Nein, das trifft nicht zu!
Für die einschränkende Auslegung ist erforderlich, dass Sinn und Zweck des Verbotsgesetz den Anspruch zwingend voraussetzen. Beispielsweise, wenn das Verbotsgesetz allein auf den Schutz des Leistenden abzielt oder wenn die Rechtsordnung die Aufrechterhaltung des verbotswidrig geschaffenen Zustandes nicht tragen kann aufgrund der Unvereinbarkeit mit dem Sinn und Zweck des Verbotsgesetzes.
Das SchwarzArbG schützt in erster Linie öffentliche Belange. Ferner stellt der verbotswidrig geschaffene Zustand die Ausführung der Elektroarbeiten dar. § 2 Abs. 2 Nr. 2 SchwarzArbG verbietet nicht den Erfolg (das bedeutet die Elektroarbeiten selbst). § 817 S. 2 BGB findet Anwendung. Die Thematik findest Du bei Grüneberg, 82.A. 2023, § 134 BGB RdNr. 13. 5. W könnte aber einen bereicherungsrechtlicher Anspruch auf Wertersatz für die ausgeführten Arbeiten aus § 812 Abs. 1 S. 1 Alt. 1 BGB haben. Hat B etwas durch Leistung des Ws erlangt?
Ja!
Eine Leistung ist jede bewusste und zweckgerichtete Mehrung fremden Vermögens. Für das Leistungsbewusstsein genügt die natürliche Einsichtsfähigkeit. Etwas ist jedwede Verbesserung der Vermögenslage.

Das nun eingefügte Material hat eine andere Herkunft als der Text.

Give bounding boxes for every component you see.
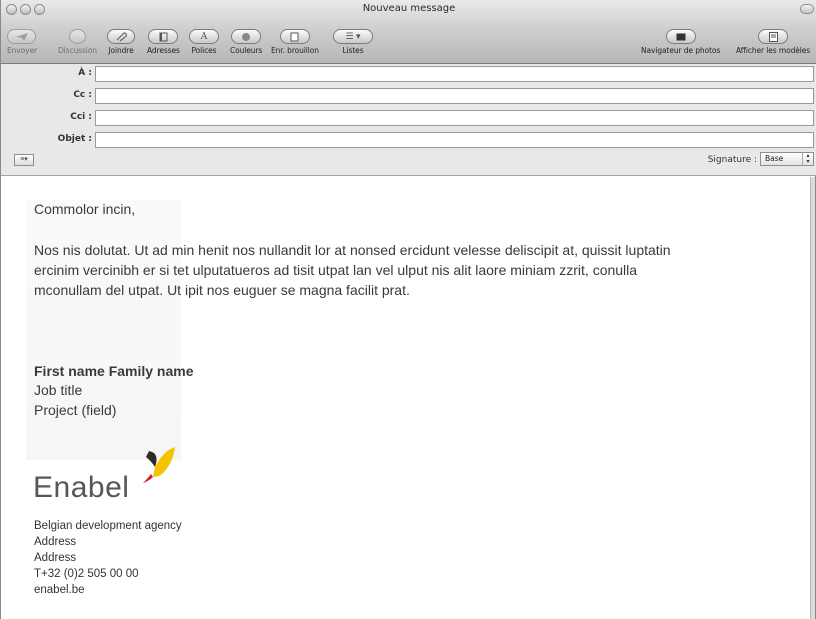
signature-select[interactable]: Base ▴ ▾ (760, 152, 814, 166)
templates-icon (758, 29, 789, 44)
photo-browser-icon (665, 29, 696, 44)
toolbar-toggle-button[interactable] (800, 4, 814, 14)
message-header: À : Cc : Cci : Objet : ≡▾ Signature : Ba… (1, 64, 816, 176)
greeting-text: Commolor incin, (34, 201, 136, 217)
addresses-label: Adresses (147, 46, 180, 55)
subject-field[interactable] (95, 132, 814, 148)
body-paragraph: Nos nis dolutat. Ut ad min henit nos nul… (34, 242, 671, 298)
signature-label: Signature : (707, 155, 757, 165)
bcc-field[interactable] (95, 110, 814, 126)
cc-label: Cc : (73, 90, 92, 100)
save-draft-label: Enr. brouillon (271, 46, 319, 55)
bcc-row: Cci : (1, 109, 816, 127)
addresses-button[interactable]: Adresses (147, 29, 180, 55)
signature-name: First name Family name (34, 363, 194, 379)
signature-agency: Belgian development agency (34, 520, 182, 532)
signature-value: Base (765, 154, 784, 163)
color-wheel-icon (231, 29, 262, 44)
send-icon (7, 29, 37, 44)
attach-button[interactable]: Joindre (107, 29, 135, 55)
address-book-icon (148, 29, 179, 44)
show-templates-button[interactable]: Afficher les modèles (736, 29, 810, 55)
chat-label: Discussion (58, 46, 97, 55)
format-menu-button[interactable]: ≡▾ (14, 154, 34, 166)
lists-label: Listes (342, 46, 364, 55)
photo-browser-label: Navigateur de photos (641, 46, 721, 55)
body-scrollbar[interactable] (810, 177, 815, 619)
signature-job-title: Job title (34, 382, 83, 398)
fonts-label: Polices (191, 46, 217, 55)
fonts-button[interactable]: A Polices (189, 29, 219, 55)
font-icon: A (189, 29, 219, 44)
mail-compose-window: Nouveau message Envoyer Discussion Joind… (0, 0, 816, 619)
window-title: Nouveau message (362, 3, 456, 14)
title-toolbar: Nouveau message Envoyer Discussion Joind… (1, 0, 816, 64)
colors-label: Couleurs (230, 46, 263, 55)
stepper-arrows-icon: ▴ ▾ (802, 153, 813, 165)
draft-icon (279, 29, 310, 44)
send-label: Envoyer (7, 46, 37, 55)
attach-label: Joindre (108, 46, 134, 55)
signature-phone: T+32 (0)2 505 00 00 (34, 568, 139, 580)
send-button[interactable]: Envoyer (7, 29, 37, 55)
bird-icon (143, 447, 175, 483)
save-draft-button[interactable]: Enr. brouillon (271, 29, 319, 55)
show-templates-label: Afficher les modèles (736, 46, 811, 55)
enabel-logo: Enabel (33, 447, 183, 509)
colors-button[interactable]: Couleurs (230, 29, 262, 55)
photo-browser-button[interactable]: Navigateur de photos (641, 29, 720, 55)
to-row: À : (1, 65, 816, 83)
signature-project: Project (field) (34, 402, 117, 418)
to-label: À : (78, 68, 92, 78)
chat-button[interactable]: Discussion (58, 29, 97, 55)
bcc-label: Cci : (70, 112, 92, 122)
subject-row: Objet : (1, 131, 816, 149)
subject-label: Objet : (57, 134, 92, 144)
background-watermark (26, 200, 181, 460)
cc-row: Cc : (1, 87, 816, 105)
list-icon: ☰ ▾ (333, 29, 373, 44)
signature-address-2: Address (34, 552, 77, 564)
lists-button[interactable]: ☰ ▾ Listes (333, 29, 373, 55)
to-field[interactable] (95, 66, 814, 82)
chat-icon (68, 29, 86, 44)
cc-field[interactable] (95, 88, 814, 104)
paperclip-icon (107, 29, 135, 44)
signature-address-1: Address (34, 536, 77, 548)
signature-website: enabel.be (34, 584, 85, 596)
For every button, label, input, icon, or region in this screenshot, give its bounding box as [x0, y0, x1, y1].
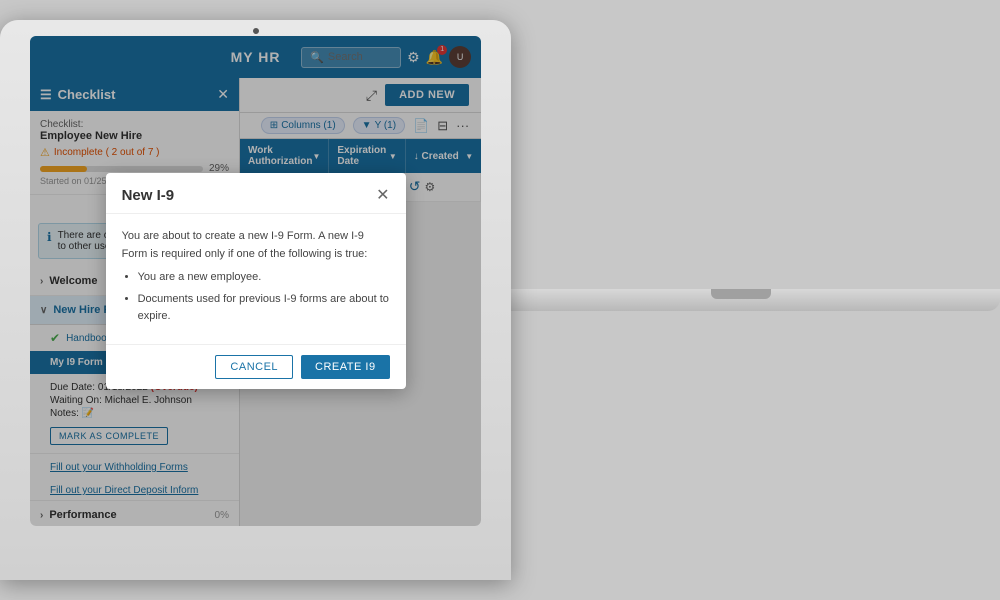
create-i9-button[interactable]: CREATE I9	[301, 355, 390, 379]
modal-intro-text: You are about to create a new I-9 Form. …	[240, 228, 390, 263]
webcam	[253, 28, 259, 34]
main-content-area: ⤢ ADD NEW ⊞ Columns (1) ▼ Y (1)	[240, 78, 481, 526]
modal-bullet-1: You are a new employee.	[240, 269, 390, 287]
modal-close-button[interactable]: ✕	[376, 185, 389, 205]
cancel-button[interactable]: CANCEL	[240, 355, 293, 379]
modal-bullet-2: Documents used for previous I-9 forms ar…	[240, 291, 390, 326]
modal-footer: CANCEL CREATE I9	[240, 344, 406, 389]
laptop-notch	[711, 289, 771, 299]
new-i9-modal: New I-9 ✕ You are about to create a new …	[240, 173, 406, 389]
modal-overlay: New I-9 ✕ You are about to create a new …	[240, 78, 481, 526]
modal-header: New I-9 ✕	[240, 173, 406, 214]
modal-body: You are about to create a new I-9 Form. …	[240, 214, 406, 344]
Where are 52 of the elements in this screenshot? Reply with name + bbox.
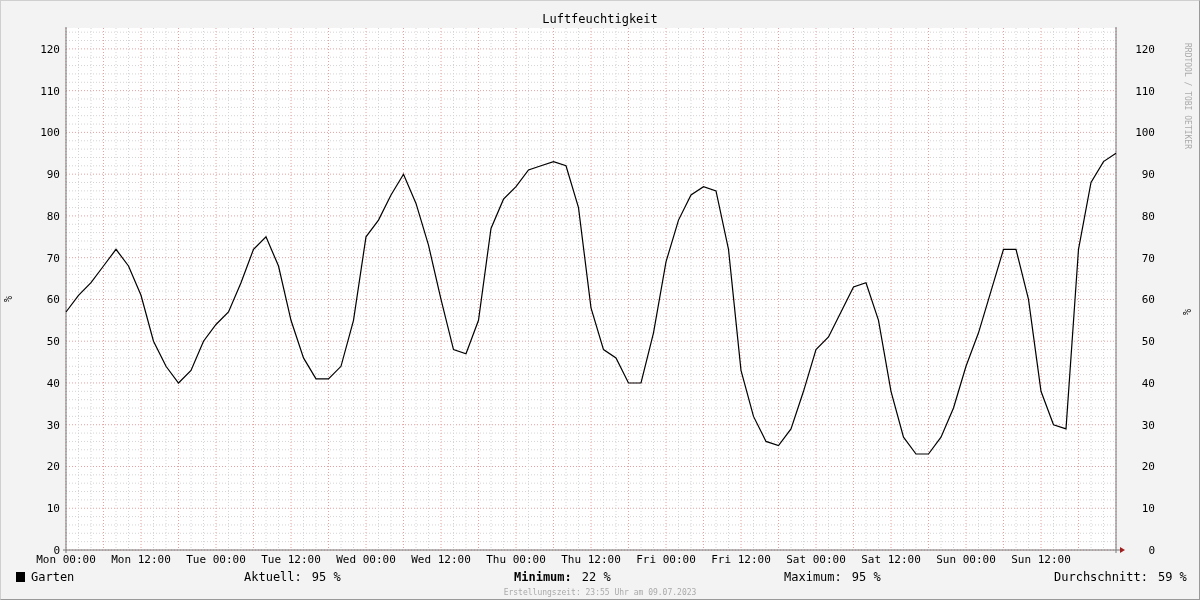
x-tick-label: Tue 12:00 [261,553,321,566]
x-tick-label: Sun 00:00 [936,553,996,566]
y-tick-label: 20 [1141,460,1155,474]
y-tick-label: 60 [46,293,60,307]
y-tick-label: 120 [1135,42,1155,56]
y-tick-label: 30 [1141,418,1155,432]
y-tick-label: 50 [46,335,60,349]
y-tick-label: 100 [1135,126,1155,140]
y-tick-label: 80 [1141,209,1155,223]
stat-value: 22 % [581,570,611,584]
graph-title: Luftfeuchtigkeit [542,11,658,27]
y-tick-label: 120 [40,42,60,56]
stat-label: Aktuell: [244,570,302,584]
y-tick-label: 40 [1141,376,1155,390]
y-tick-label: 70 [46,251,60,265]
y-tick-label: 90 [1141,168,1155,182]
creation-time-text: Erstellungszeit: 23:55 Uhr am 09.07.2023 [503,588,697,598]
y-tick-label: 90 [46,168,60,182]
x-tick-label: Fri 12:00 [711,553,771,566]
y-tick-label: 110 [40,84,60,98]
stat-value: 95 % [851,570,881,584]
stat-value: 95 % [311,570,341,584]
y-tick-label: 40 [46,376,60,390]
stat-label: Durchschnitt: [1054,570,1148,584]
stat-label: Minimum: [514,570,572,584]
x-tick-label: Fri 00:00 [636,553,696,566]
y-tick-label: 0 [1148,544,1155,557]
y-tick-label: 10 [1141,502,1155,516]
y-tick-label: 80 [46,209,60,223]
x-tick-label: Sat 12:00 [861,553,921,566]
x-tick-label: Sun 12:00 [1011,553,1071,566]
stat-value: 59 % [1157,570,1187,584]
x-tick-label: Wed 12:00 [411,553,471,566]
y-tick-label: 100 [40,126,60,140]
y-tick-label: 10 [46,502,60,516]
x-tick-label: Sat 00:00 [786,553,846,566]
y-tick-label: 70 [1141,251,1155,265]
y-tick-label: 30 [46,418,60,432]
y-tick-label: 110 [1135,84,1155,98]
x-tick-label: Thu 00:00 [486,553,546,566]
axis-label: % [1180,308,1193,315]
legend-series-name: Garten [31,570,75,584]
x-tick-label: Tue 00:00 [186,553,246,566]
y-tick-label: 20 [46,460,60,474]
credit-text: RRDTOOL / TOBI OETIKER [1181,43,1192,149]
y-tick-label: 50 [1141,335,1155,349]
x-tick-label: Thu 12:00 [561,553,621,566]
x-tick-label: Wed 00:00 [336,553,396,566]
y-tick-label: 60 [1141,293,1155,307]
stat-label: Maximum: [784,570,842,584]
axis-label: % [1,296,14,302]
x-tick-label: Mon 12:00 [111,553,171,566]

W möchte durch die Ausführung der Elektroarbeiten das Vermögen des B bewusst und zweckgerichtet mehren. Ein Ausschluss nach § 814 Alt. 1 BGB käme hier in Frage, wenn W positive Kenntnis darüber hat, dass er – wegen der Nichtigkeit des Werkvertrags – tatsächlich nicht verpflichtet war, die Leistung (= ausgeführte Arbeiten) zu erbringen. Hier reicht auch, dass er dies nach der Parallelwertung in der Laienssphäre erkannte. Hierzu fehlt es jedoch an Angaben im Sachverhalt. 6. Zwar ist der Tatbestand des § 812 Abs. 1 S. 1 Alt. 1 BGB erfüllt. Könnte der Anspruch des W auf Wertersatz aber nach § 817 S. 2 BGB dennoch ausgeschlossen sein?
Genau, so ist das!
Der Anspruch auf Rückforderung (bzw. Wertersatz) des geleisteten Etwas i.S.v. § 812 Abs. 1 S. 1 Alt. 1 BGB ist nach dem Wortlaut von § 817 S. 2 BGB ausgeschlossen, wenn sowohl der Leistungsempfänger als auch der Leistende durch die Leistung gegen ein gesetzliches Verbot verstößt, also „verwerflich“ handelt. Die Vorschrift findet nach Ansicht des BGH aber auch Anwendung, wenn nur der Leistende verwerflich handelt. Die Ausführung der Elektroarbeiten ist an sich neutral. Allerdings führt W die Steuer aufgrund der Ohne-Rechnung Abrede nicht ab. B nutzte dies aus. Der beidseitige Verstoß gegen das Schwatarbeitergesetz erfüllt grundsätzlich den Tatbestand von § 817 S. 2 BGB. Mache Dir an dieser Stelle einmal klar, was das bedeutet: W allein trägt das Risiko, dass der B nicht zahlt. Dies könnte vor dem Hintergrund, dass B gleichermaßen verwerflich handelt, unbillig sein. 7. Die Anwendung des § 817 S. 2 BGB würde hier den W hart treffen, da er danach keinerlei Ersatz für seine Arbeit erhält. Könnte dies dafür sprechen, dass die Norm in diesem Fall teleologisch eingeschränkt werden muss?
Ja, in der Tat!
Nach dem BGH darf im Sinne von Treu und Glauben (§ 242 BGB) bei der Anwendung des den Gläubiger (hier G) hart treffenden Ausschlusses aus §
817 S. 2 BGB nicht außer Betracht bleiben, welchen Sinn und Zweck das Verbotsgesetz, gegen das verstoßen wurde, verfolgt. Im Sinne einer einschränkenden teleologischen Auslegung von §
817 S. 2 BGB muss dem Leistenden ausnahmsweise ein Anspruch auf Rückgewähr bzw. Wertersatz zustehen, wenn das Verbotsgesetz vor allem zum Schutz des Leistenden erlassen wurde. Ist dies der Fall, würde es diesem Zweck widersprechen, den §
817 S. 2 BGB zu Lasten des Leistenden anzuwenden.
Hier kommt es also auf den Sinn und Zweck des SchwarzArbG an. Dient dies vor allem dem Schutz des W, so ist § 817 S. 2 BGB in diesem Fall ausgeschlossen und W könnte über § 812 Abs. 1 S. 1 Alt. 1 BGB Wertersatz für seine geleistete Arbeit von B verlangen.